The distinction between 'knowledge by description' and 'knowledge by acquaintance' (knowledge-that and knowledge-how) explains what it is that Mary learns upon her excursion into the world of colour.l There are obviously some things that we know which are not expressible in words (i.e., language). For example knowing how to tie one's shoe, or knowing how to ski, or knowing how to shoot a basketball into a hoop. No one can give you a set of instructions which, after reading, will give you the ability to ski or sink a basket. These sorts of things are acquired knowledge. That is, you know these things after sufficient alterations to your neural make-up have been achieved. And these changes only occur when actually experiencing and learning by trial and error until the desired effect has been gained. Similarly Mary cannot know colour (i.e., know how to experience colour) unless she actually experiences it and gains neural connections which make this experience realizable.

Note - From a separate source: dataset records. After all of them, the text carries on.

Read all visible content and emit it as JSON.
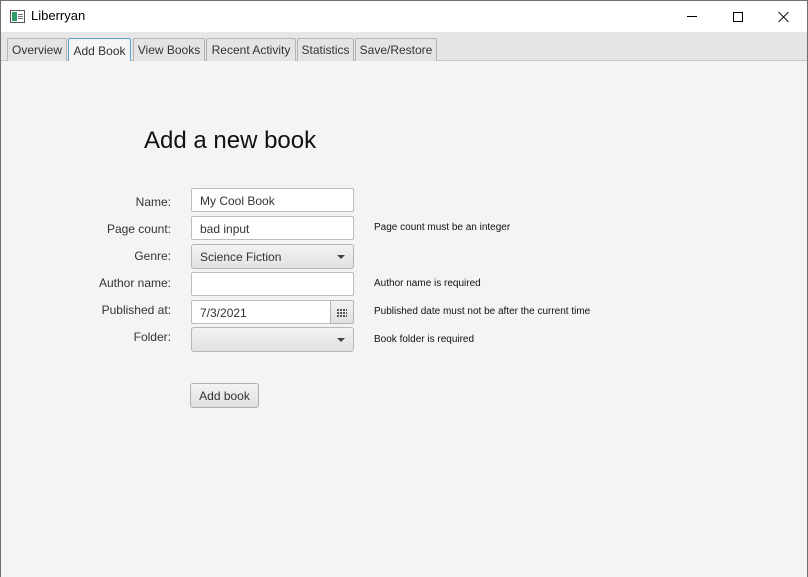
{
  "window": {
    "title": "Liberryan"
  },
  "tabs": [
    {
      "label": "Overview"
    },
    {
      "label": "Add Book"
    },
    {
      "label": "View Books"
    },
    {
      "label": "Recent Activity"
    },
    {
      "label": "Statistics"
    },
    {
      "label": "Save/Restore"
    }
  ],
  "active_tab": "Add Book",
  "form": {
    "heading": "Add a new book",
    "name": {
      "label": "Name:",
      "value": "My Cool Book"
    },
    "page_count": {
      "label": "Page count:",
      "value": "bad input",
      "error": "Page count must be an integer"
    },
    "genre": {
      "label": "Genre:",
      "value": "Science Fiction"
    },
    "author": {
      "label": "Author name:",
      "value": "",
      "error": "Author name is required"
    },
    "published": {
      "label": "Published at:",
      "value": "7/3/2021",
      "error": "Published date must not be after the current time"
    },
    "folder": {
      "label": "Folder:",
      "value": "",
      "error": "Book folder is required"
    },
    "submit_label": "Add book"
  },
  "icons": {
    "app": "app-icon",
    "minimize": "minimize-icon",
    "maximize": "maximize-icon",
    "close": "close-icon",
    "calendar": "calendar-icon",
    "dropdown": "chevron-down-icon"
  },
  "colors": {
    "active_tab_border": "#5aa4d6",
    "background": "#f4f4f4"
  }
}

So, it would seem, knowledge-that is the sort of knowledge that is conscious and able to be expressed through language (the only kind of knowledge physicalism, as used by Jackson, considers), whereas knowledge-how is unconscious and not linguistic. Knowledge-that can be learned by association, but knowledge-how is learned by basic reordering of neural pathways (i.e., it cannot be associated with anything; it is a wholly new, axiomatic phenomenon to be learned).

Besides the problem that knowing everything (even, only in Mary's world) would require a god-like intellect (i.e., one that is infinite), if Mary existed for her entire life in this world, I do not believe that she would be capable of expreriencing colour even when introduced to our world. If she did not develop a colour faculty as her brain matured then she would lack the fundamental ability to even process what colour is like! In the same way people who are blind from birth and, through some sor tof surgery, are given sight do not understand what their eyes are telling them because their brains have not developed to be able to process this kind of information. Similarly with children brought up without any (or even impoverished) exposure to language, after development, they do not have the capacity to understand and think in a linguistic fashion. The brain centers just aren't there. Mary's brain just wouldn't have the colour processing ability that people who grew up in the colour world would have.

Because the kind of knowledge attributed to Mary is only linguistic/descriptive, because she could not learn knowledge how without actually experiencing it, and because she just wouldn't have the kind of brain actually experiencing it, and because she just wouldn't have the kind of brain thatcould experience colour, Mary didn't know all there was to know in the first place! Therefore, thek ind of physicalism described by Jackson is false (i.e., knoledge-that does not entail knowledge-how), for it is not sufficient for knowledge as a whole.

Works Cited

Jackson, Frank. What Mary Didn't Know, The Journal of Philosophy, Vol. 83, No. 5. (May, 1986), pp. 291-295.